One thing I don't talk about much is Audrey's cleft palate. Part of me doesn't like to talk about it with people because I don't want people to dwell on her birth defect. It's not something that I just immediately say about her to people so most people aren't even aware that she has this problem. It's not that I'm ashamed of it, but more that it doesn't define her and so I don't want people to see her as the baby with the deformity. I am even more protective of her than I was with Barrett and I'm pretty protective of him.
Another reason I don't talk about it much is that I really don't think about it much. The palate is just another part of what makes Audrey Audrey. The same as the way she drools, the way she chews on my necklaces, the way her hair is growing in so crazily. It's not anything I have control over or can pick and choose, it's just another thing that makes her her.

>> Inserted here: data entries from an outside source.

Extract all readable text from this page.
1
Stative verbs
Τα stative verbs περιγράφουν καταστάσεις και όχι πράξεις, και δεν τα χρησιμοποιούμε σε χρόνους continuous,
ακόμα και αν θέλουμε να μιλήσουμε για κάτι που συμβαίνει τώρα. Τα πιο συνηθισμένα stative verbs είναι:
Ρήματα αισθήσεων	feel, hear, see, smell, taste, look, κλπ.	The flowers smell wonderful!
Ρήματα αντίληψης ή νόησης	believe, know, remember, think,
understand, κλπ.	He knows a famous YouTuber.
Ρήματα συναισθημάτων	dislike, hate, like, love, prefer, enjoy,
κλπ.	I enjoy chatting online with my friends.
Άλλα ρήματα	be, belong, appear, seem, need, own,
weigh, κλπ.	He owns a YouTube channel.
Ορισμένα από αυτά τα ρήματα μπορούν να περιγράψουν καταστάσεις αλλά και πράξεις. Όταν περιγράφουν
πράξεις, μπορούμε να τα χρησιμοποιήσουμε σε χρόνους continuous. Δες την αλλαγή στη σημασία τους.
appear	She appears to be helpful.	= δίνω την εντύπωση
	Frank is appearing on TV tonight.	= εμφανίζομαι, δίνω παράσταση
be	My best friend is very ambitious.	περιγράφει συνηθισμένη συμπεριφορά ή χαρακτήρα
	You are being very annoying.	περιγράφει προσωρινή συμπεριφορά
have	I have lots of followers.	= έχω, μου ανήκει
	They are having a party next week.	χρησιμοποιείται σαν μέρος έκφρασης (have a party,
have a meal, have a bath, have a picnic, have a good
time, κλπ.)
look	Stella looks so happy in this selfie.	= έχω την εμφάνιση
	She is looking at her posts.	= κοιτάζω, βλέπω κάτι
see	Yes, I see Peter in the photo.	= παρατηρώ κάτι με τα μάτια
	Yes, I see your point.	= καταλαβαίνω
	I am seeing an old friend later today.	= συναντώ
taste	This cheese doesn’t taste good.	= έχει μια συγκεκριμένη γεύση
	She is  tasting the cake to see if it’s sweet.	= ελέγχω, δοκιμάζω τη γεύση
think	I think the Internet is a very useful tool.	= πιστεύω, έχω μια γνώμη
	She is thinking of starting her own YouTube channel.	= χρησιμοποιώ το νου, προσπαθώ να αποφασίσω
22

We do still deal with daily issues with this palate issue so it's not like I can ever forget she has it. Her drooling is beyond excessive. The girl can soak through a bib and her shirt all the way down to her diaper in under 10 minutes. She also still has days where she just doesn't want to eat. I don't know if she's that way because of her cleft or if she'd still be that way nonetheless. And I'm still dealing with pumping 5x/day so it's not like I can easily forget that!
She's still a petite little thing. When we took Audrey in for her 6 month checkup (2 weeks late, so she was really 6 1/2 months), she weighed about as much as Barrett at his 4 month appointment - and he is/was a little thing too. The doctor raised some concern but I'm trusting my momma instincts again and I think she seems fine and proportionate so I'm not getting too worked up about it. Most days she's eating in the range of amount she's supposed to be eating (25-30oz).
One thing I do think she's behind in is communicating. I can't really remember what "normal" babies are supposed to be "saying" at this age. But she hasn't made much progress beyond the normal baby squeals and coos and vowels sounds. She's definitely going to be a lot slower in talking, so that's expected. I am taking her in to her speech pathologist this month to see if there's anything I should be working on to help her out in the meantime and to have her check Audrey out.
We will probably schedule her surgery for the end of this year. It's tough to think about the surgery and aftermath because I know it's going to be brutal for all of us. I really don't know yet what the recovery will be - I've heard horror stories of sleep and eating being messed up for weeks but then I've heard positive stories of quick recoveries too. On one hand I want to put it off as long as I can because I am dreading seeing her in pain and I want to be sure her little body can withstand the surgery and anesthesia. But on the other, it'd be nice to do it sooner rather than later for her speech and so she's younger when she has to go through such a traumatic event.
I never imagined that we'd have to deal with a major surgery on our little baby.
The next steps are to take her to the Speech Pathologist on her cleft
team at the end of this month. She'll assess her weight and her speech
and probably give me some techniques to try. We may also reach out to
the county's Early Intervention program and see if this is something
that she would qualify for and would make sense for us to utilize. I
hear that the speech therapists come to your home, which might make
sense for us and our crazy schedules. Hopefully we can get her surgery scheduled at some point too, so we can start planning around that.
One thing I recently heard from another cleft-affected baby's mother was that God makes no mistakes. I loved that! Our baby is absolutely perfectly made by Him and there's a reason our little girl has this cleft. I know it'd be so much easier if she didn't have it. But I try not to think of it that way - even when I'm pumping, even when I'm washing what feels like a hundred bottle/pump parts every day, even when I take her to all these doctor's appointments. Our little girl is such a gift and this cleft is just one more (hopefully temporary) part of her.